By the time we arrived at Chora Sfakion and found our coach the light was beginning to fade. We joined a long convoy of coaches snaking their way up the mountainside. Riding our coach, experiencing endless hairpin bends in the dark, was not a very relaxing journey. The further on into the mountains we travelled, the more I became aware that our coach was not one hundred percent. Eventually, as we ground our way out of a small village, the beast came to a complete standstill. Imagine the sinking feeling knowing your coach has just broken down, especially when your coach at the beginning of the day had also broken down.

In this instance the driver not only clambered underneath but also took up the floor boards inside the coach. With much banging and muttering all was declared well. Floor boards replaced and the coach was back underway.

We did, eventually, arrive back in Malia, at around 23:30. We were tired, hungry and thirsty.

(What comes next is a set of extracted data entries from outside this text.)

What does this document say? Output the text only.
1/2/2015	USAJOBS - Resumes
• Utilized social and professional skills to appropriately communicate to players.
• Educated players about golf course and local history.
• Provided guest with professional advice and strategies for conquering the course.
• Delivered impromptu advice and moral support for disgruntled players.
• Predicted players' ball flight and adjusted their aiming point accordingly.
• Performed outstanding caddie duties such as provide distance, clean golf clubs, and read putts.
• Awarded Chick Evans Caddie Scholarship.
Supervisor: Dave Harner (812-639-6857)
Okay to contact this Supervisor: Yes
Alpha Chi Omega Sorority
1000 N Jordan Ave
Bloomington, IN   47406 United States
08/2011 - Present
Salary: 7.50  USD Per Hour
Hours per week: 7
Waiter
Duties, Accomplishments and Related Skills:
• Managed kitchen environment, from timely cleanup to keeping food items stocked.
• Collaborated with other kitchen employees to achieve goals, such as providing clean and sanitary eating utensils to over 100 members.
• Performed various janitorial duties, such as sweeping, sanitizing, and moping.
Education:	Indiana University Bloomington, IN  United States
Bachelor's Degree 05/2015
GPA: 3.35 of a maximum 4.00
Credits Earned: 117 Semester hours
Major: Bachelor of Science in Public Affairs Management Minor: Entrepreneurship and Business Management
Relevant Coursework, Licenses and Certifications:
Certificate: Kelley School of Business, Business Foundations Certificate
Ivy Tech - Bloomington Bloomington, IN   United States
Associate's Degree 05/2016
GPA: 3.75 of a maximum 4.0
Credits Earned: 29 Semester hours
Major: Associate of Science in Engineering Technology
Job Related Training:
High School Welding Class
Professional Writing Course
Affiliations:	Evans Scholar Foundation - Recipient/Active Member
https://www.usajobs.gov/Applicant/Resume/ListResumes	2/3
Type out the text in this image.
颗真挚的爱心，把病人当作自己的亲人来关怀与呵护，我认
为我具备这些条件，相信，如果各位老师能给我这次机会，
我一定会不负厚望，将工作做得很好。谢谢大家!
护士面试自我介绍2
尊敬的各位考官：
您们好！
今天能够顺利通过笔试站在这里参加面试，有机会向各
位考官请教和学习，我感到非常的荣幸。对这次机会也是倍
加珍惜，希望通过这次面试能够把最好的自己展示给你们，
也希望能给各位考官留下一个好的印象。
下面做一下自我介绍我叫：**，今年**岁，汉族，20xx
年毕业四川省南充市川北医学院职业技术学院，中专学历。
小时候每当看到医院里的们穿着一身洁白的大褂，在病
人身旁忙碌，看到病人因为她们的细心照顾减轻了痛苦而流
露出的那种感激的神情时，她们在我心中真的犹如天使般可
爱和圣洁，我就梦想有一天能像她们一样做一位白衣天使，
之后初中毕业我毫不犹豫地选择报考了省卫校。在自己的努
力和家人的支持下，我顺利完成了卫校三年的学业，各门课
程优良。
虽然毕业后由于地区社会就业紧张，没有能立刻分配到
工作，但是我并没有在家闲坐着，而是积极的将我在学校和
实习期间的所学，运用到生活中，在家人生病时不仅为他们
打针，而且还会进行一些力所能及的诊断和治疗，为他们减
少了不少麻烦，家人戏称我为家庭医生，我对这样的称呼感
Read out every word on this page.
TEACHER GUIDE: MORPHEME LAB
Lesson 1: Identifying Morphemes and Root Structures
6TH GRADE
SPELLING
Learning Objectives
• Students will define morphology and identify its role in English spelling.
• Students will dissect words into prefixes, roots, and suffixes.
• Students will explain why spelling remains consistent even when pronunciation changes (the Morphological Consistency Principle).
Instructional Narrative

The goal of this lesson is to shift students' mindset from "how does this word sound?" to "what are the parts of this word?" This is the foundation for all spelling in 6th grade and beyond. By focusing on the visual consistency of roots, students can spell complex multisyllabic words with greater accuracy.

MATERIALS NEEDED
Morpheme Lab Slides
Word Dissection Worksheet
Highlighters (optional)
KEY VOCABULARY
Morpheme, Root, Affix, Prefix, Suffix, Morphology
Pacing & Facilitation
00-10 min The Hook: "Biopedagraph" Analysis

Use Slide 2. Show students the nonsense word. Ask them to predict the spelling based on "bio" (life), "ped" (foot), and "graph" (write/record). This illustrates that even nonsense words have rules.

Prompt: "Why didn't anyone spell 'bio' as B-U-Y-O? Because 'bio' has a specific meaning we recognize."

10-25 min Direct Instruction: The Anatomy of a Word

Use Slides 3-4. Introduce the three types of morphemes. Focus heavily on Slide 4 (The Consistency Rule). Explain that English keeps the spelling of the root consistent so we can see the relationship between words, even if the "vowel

Gerry and I headed over to our hotel where after a quick cup of tea we crashed into bed.

Other Stuff

This post probably makes it seem like all we did was the gorge. And, of course, that isn’t true. We did all the usual touristy things too.

We did a coach trip to Knossos and the associated museum in Heraklion.

We did a boat trip from Agios Nikolaos to Spinalonga.

We hired a car, visited Vai beach which features the largest natural palm forest in Europe. Is called the “Bounty Beach” as it is said that this is where the famous Bounty bar adverts were filmed. Needless to say it was quite disappointing, commercialised and crowded. There are counter claims as to where the filming actually took place.

While we had the car we also toured the Lasithi Plateau, a trip which gave spectacular views out over the island and, as I recall, gave us the cheapest meal of the holiday. A greek salad, a bowl of some kind of meat stew and a beer. All in for around £5 for two.

Sorry about the photo quality. I can’t remember what camera I had at the time. Certainly it was pre-digital and may even have been in my pre-SLR days.